Le marché de la drogue dure est lui aussi en pleine expansion, la vente de cannabis ne suffit plus. Règlement de compte avec armes à feu en banlieue, baisse des prix, consommation de plus en plus courante d’héroïne ou de cocaïne dans de larges couches de la population… Les effets de la crise sûrement, ou le vrai  visage du capitalisme.

Pour dépeindre un tableau exhaustif, il faudrait revenir sur les bouleversements des rapports de classe dans la société capitaliste de l’après-fordisme qui ont déterminé les mutations du capitalisme ces trente dernières années. On pourrait aussi répertorier les différents effets de la crise financière actuelle, et les formes de résistance qui s’y affirment.

Ce que l’on voit aujourd’hui, c’est la perte de reconnaissance des organes de représentation convenus, syndicats, partis de gauche et leurs kyrielles d’associations.

Lors des émeutes de 2005, aucun dans le spectre de la gauche n’émit, même du bout des lèvres, l’idée du caractère social et politique de ce qui se jouait. Ils en restèrent à constater une délinquance juvénile généralisée. Ce sont les Renseignements Généraux, lorsqu’un de leur rapport fut publié dans la presse, qui les premiers affirmèrent observer une révolte sociale dans ce soulèvement.

C’est que le refus de toute représentation dans la révolte en cours du mois de novembre 2005, fut tellement fort que personne, même  chez les apprentis politiciens, ne se risqua à se brûler à ce jeu là. Durant l’automne 2005, suite à un ultime assassinat de la police, se sont cristallisés tous les refus, les frustrations, les désirs de ne plus subir sa condition de classes les plus pauvres. Les attaques contre les institutions, contre les entreprises, la destruction de ce qui est le plus proche de soi physiquement (comme les voitures sur les parkings) pour déclarer son quartier en guerre, les affron­tements directs avec la police en sont les expressions. Et personne ne pouvait alors y apposer son discours. Les plus hardis ne pouvaient qu’endosser les habits de pompiers. Reconnaissant avec des pincettes les raisons des violences, mais pour appeler à leur arrêt et à rentrer dans le jeu démocratique. Piètre cinéma face à l’urgence et l’obstination de la situation.

C’est que la modernité de ces émeutes est d’avoir compris l’es­croquerie du jeu des représentations politiques et de ne pas les avoir singées. C’est de ne pas avoir agité un mythique rapport de force, mais de l’avoir créé, d’être le rapport de force. On ne peut pas nier que l’Etat n’a pour autant pas vacillé, même si partiel­lement la peur a pu changer de camp, et que lors de ces événe­ments, aussi, la campagne des présidentielles était en cours.

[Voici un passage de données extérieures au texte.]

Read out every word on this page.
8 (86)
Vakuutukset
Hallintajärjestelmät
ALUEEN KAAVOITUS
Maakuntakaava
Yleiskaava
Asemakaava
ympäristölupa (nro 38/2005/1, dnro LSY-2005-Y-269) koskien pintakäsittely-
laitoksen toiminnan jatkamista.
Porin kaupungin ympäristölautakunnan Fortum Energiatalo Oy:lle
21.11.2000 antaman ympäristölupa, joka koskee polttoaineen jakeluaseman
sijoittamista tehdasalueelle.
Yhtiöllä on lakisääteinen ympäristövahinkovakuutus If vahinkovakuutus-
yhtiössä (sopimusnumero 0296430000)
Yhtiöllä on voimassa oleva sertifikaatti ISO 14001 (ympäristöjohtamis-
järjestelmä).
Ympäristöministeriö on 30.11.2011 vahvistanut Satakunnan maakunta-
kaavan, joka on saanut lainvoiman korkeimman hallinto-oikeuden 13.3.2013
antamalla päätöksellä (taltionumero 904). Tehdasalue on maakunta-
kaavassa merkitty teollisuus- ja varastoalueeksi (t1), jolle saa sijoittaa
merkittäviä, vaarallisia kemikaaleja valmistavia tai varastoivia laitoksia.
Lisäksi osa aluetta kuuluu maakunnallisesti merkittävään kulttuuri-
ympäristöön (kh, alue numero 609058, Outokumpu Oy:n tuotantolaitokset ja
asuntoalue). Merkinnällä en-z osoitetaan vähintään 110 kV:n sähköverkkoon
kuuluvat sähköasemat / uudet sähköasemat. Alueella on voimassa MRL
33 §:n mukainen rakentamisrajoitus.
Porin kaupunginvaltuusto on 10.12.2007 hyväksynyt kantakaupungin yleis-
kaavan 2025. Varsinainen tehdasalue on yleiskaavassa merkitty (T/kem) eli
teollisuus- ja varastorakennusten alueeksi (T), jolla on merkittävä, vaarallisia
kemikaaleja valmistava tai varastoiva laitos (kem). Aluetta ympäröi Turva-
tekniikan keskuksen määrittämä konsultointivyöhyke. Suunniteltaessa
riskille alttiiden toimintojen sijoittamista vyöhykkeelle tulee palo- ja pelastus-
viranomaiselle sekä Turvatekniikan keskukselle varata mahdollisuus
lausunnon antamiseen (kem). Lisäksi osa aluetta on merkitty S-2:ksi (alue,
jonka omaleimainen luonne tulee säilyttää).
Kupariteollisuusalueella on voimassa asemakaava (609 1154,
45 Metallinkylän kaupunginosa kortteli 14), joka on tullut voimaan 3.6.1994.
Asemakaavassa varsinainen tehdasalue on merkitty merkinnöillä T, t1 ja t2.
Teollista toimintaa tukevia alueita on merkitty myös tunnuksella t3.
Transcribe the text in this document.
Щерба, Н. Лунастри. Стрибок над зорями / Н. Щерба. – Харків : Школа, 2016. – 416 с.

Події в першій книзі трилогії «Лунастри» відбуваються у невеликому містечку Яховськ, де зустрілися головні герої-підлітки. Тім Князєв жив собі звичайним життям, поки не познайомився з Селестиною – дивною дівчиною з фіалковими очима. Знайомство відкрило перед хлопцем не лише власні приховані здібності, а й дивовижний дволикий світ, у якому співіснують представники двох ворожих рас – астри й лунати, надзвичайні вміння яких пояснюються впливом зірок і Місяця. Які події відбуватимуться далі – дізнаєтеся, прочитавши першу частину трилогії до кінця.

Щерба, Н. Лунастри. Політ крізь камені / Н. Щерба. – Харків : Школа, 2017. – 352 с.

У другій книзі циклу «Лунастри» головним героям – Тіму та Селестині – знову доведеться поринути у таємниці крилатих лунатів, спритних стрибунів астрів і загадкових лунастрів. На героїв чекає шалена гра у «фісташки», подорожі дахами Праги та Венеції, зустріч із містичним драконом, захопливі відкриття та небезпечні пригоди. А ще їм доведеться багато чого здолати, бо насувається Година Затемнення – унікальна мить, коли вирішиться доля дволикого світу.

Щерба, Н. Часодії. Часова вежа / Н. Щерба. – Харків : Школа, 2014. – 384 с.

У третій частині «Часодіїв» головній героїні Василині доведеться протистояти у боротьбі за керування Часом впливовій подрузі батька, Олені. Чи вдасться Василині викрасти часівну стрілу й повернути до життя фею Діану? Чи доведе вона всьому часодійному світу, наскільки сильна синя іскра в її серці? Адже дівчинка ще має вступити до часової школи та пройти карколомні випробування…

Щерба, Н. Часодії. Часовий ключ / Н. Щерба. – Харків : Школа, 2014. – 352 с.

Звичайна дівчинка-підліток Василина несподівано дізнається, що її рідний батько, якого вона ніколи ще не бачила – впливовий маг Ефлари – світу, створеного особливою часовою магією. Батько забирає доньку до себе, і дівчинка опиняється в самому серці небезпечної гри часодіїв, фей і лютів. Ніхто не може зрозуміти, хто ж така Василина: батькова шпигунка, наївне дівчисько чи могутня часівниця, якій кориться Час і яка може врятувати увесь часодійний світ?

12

Aujourd’hui le capital ne peut plus proposer d’amélioration des conditions de vie, mais au contraire leur appauvrissement. Cette situation détermine les raisons, la constitution et les perspectives des mouvements de résistance et/ou de révolte. D’autant que les appareils habituels de la gauche ne peuvent plus contenir les révoltes sociales.

Lors des grèves des cheminots en 2007, l’Etat a cantonné ces mouvements dans des règles qu’il a déterminé. Une vieille forme de la contestation sociale, appareil syndical tenant les outils de communication et les revendications, s’est alors téléscopée avec les nouvelles dynamiques sociales. Comme le disaient des jeunes conducteurs de la RATP : “On veut pas faire une grève juste en mangeant des merguez dans notre dépôt”. Et c’était novembre 2005 qui était cité comme exemple de rapport de force. Sympto­matique de cette époque, les syndicats ont alors voulu terminer une grève avant de l’avoir commencée. La “gestion de conflit” re­cèle encore de la modernité de la part des vieilles centrales. La grève d’octobre a aussi révélé de nouvelles combativités, les nou­velles formes que prendront les luttes. 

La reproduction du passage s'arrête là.